La firme participe aux toutes premières courses de l'histoire remportant notamment le Paris-Vienne en 1902 avec Marcel Renault à son volant. Malheureusement, ce dernier se tuera l'année suivante lors du Paris-Madrid. Après la libération de Paris, en 1944, Louis Renault est accusé de collaboration. En septembre 1944, il est incarcéré à Fresnes. Malade depuis quelques années, il décède le 24 octobre 1944 à l'âge de 67 ans.
Les Débuts en Formule 1
C'est en 1975, que le PDG de Renault, Bernard Hanon, prend la décision de créer une écurie de Formule 1. De plus, cette arrivée en F1 se fera avec un moteur inédit : un V6 Turbo.
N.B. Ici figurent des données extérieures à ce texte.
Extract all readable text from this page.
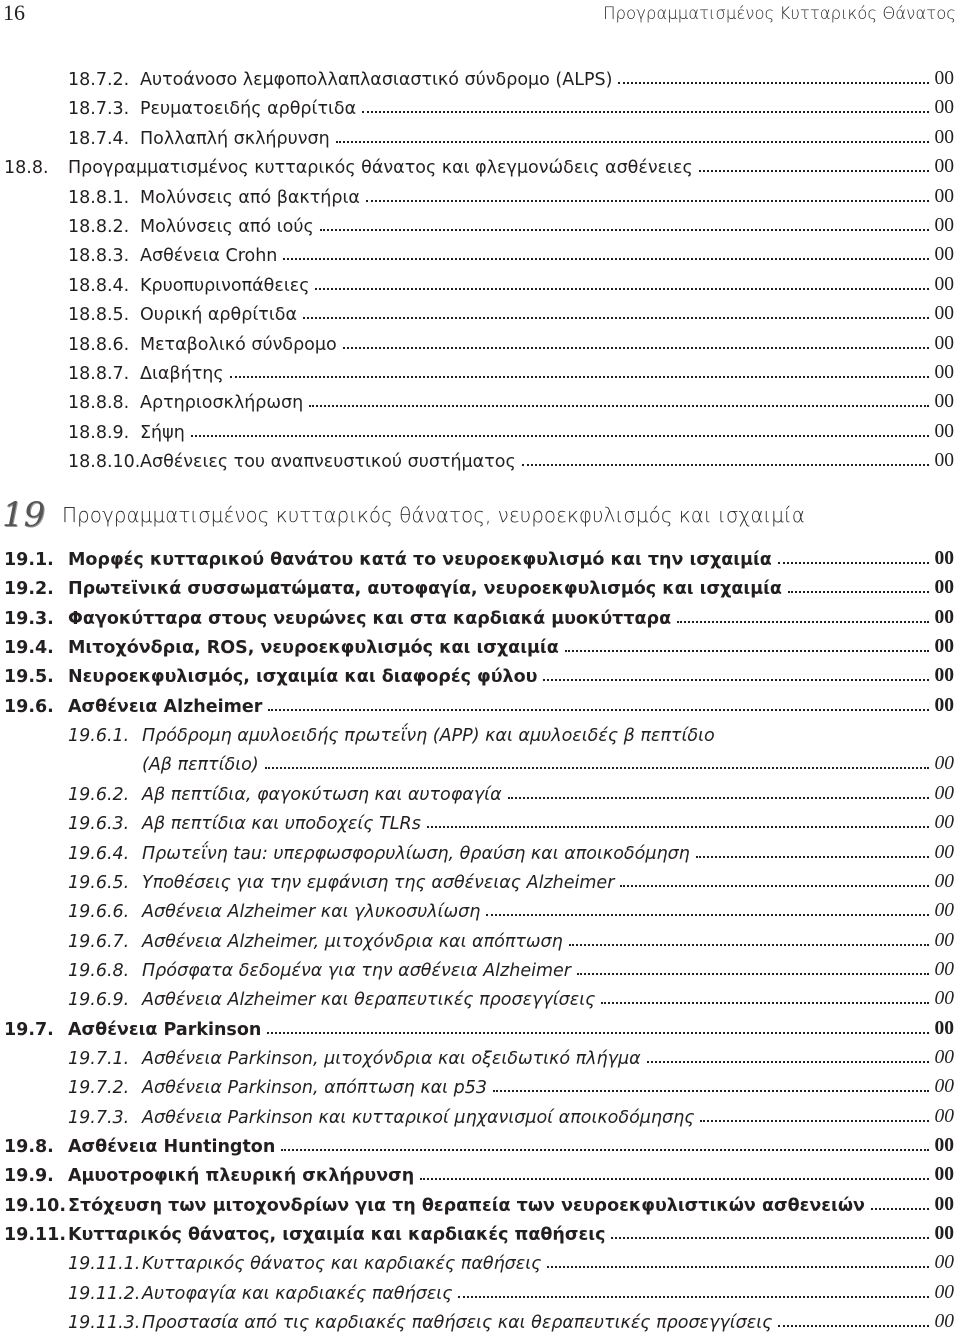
16	Προγραμματισμένος Κυτταρικός Θάνατος
18.7.2. Αυτοάνοσο λεμφοπολλαπλασιαστικό σύνδρομο (ALPS)	00
18.7.3. Ρευματοειδής αρθρίτιδα	00
18.7.4. Πολλαπλή σκλήρυνση	00
18.8.	Προγραμματισμένος κυτταρικός θάνατος και φλεγμονώδεις ασθένειες	00
18.8.1. Μολύνσεις από βακτήρια	00
18.8.2. Μολύνσεις από ιούς	00
18.8.3. Ασθένεια Crohn	00
18.8.4. Κρυοπυρινοπάθειες	00
18.8.5. Ουρική αρθρίτιδα	00
18.8.6. Μεταβολικό σύνδρομο	00
18.8.7. Διαβήτης	00
18.8.8. Αρτηριοσκλήρωση	00
18.8.9. Σήψη	00
18.8.10. Ασθένειες του αναπνευστικού συστήματος	00
19 Προγραμματισμένος κυτταρικός θάνατος, νευροεκφυλισμός και ισχαιμία
19.1. Μορφές κυτταρικού θανάτου κατά το νευροεκφυλισμό και την ισχαιμία	00
19.2. Πρωτεϊνικά συσσωματώματα, αυτοφαγία, νευροεκφυλισμός και ισχαιμία	00
19.3. Φαγοκύτταρα στους νευρώνες και στα καρδιακά μυοκύτταρα	00
19.4. Μιτοχόνδρια, ROS, νευροεκφυλισμός και ισχαιμία	00
19.5. Νευροεκφυλισμός, ισχαιμία και διαφορές φύλου	00
19.6. Ασθένεια Alzheimer	00
19.6.1. Πρόδρομη αμυλοειδής πρωτεΐνη (APP) και αμυλοειδές β πεπτίδιο
(Αβ πεπτίδιο)	00
19.6.2. Αβ πεπτίδια, φαγοκύτωση και αυτοφαγία	00
19.6.3. Αβ πεπτίδια και υποδοχείς TLRs	00
19.6.4. Πρωτεΐνη tau: υπερφωσφορυλίωση, θραύση και αποικοδόμηση	00
19.6.5. Υποθέσεις για την εμφάνιση της ασθένειας Alzheimer	00
19.6.6. Ασθένεια Alzheimer και γλυκοσυλίωση	00
19.6.7. Ασθένεια Alzheimer, μιτοχόνδρια και απόπτωση	00
19.6.8. Πρόσφατα δεδομένα για την ασθένεια Alzheimer	00
19.6.9. Ασθένεια Alzheimer και θεραπευτικές προσεγγίσεις	00
19.7. Ασθένεια Parkinson	00
19.7.1. Ασθένεια Parkinson, μιτοχόνδρια και οξειδωτικό πλήγμα	00
19.7.2. Ασθένεια Parkinson, απόπτωση και p53	00
19.7.3. Ασθένεια Parkinson και κυτταρικοί μηχανισμοί αποικοδόμησης	00
19.8. Ασθένεια Huntington	00
19.9. Αμυοτροφική πλευρική σκλήρυνση	00
19.10. Στόχευση των μιτοχονδρίων για τη θεραπεία των νευροεκφυλιστικών ασθενειών	00
19.11. Κυτταρικός θάνατος, ισχαιμία και καρδιακές παθήσεις	00
19.11.1. Κυτταρικός θάνατος και καρδιακές παθήσεις	00
19.11.2. Αυτοφαγία και καρδιακές παθήσεις	00
19.11.3. Προστασία από τις καρδιακές παθήσεις και θεραπευτικές προσεγγίσεις	00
En 1976, une Alpine propulsée par un moteur Renault turbo est engagée aux 24 heures du Mans, mais elle abandonne.
Un mois plus tard, l'écurie française présente donc la Renault RS01 avec Jean-Pierre Jabouille au volant au Grand Prix de Grande-Bretagne 1977. Mais la voiture n'est pas fiable, en particulier le moteur, ce qui vaudra à la première Renault son surnom quelque peu péjoratif de "Yellow tea-pot" la théière jaune. Après avoir fait l'impasse sur les deux courses suivantes, on retrouve la RS01 à Zandvoort.
Jabouille place sa Renault sur une encourageante 10e place, mais abandonne après avoir cassé sa suspension. En 1978, Renault va privilégier son programme Endurance plutôt que la F1. Ce choix est récompensé par la victoire de l'Alpine-Renault A442 aux 24 heures du Mans avec Didier Pironi et Jean-Pierre Jaussaud. Pour Jabouille et sa RS01, 1978 sera marquée par 9 abandons avec pour seul résultat dans les points, une 4e place lors du Grand Prix des Etats-Unis Est.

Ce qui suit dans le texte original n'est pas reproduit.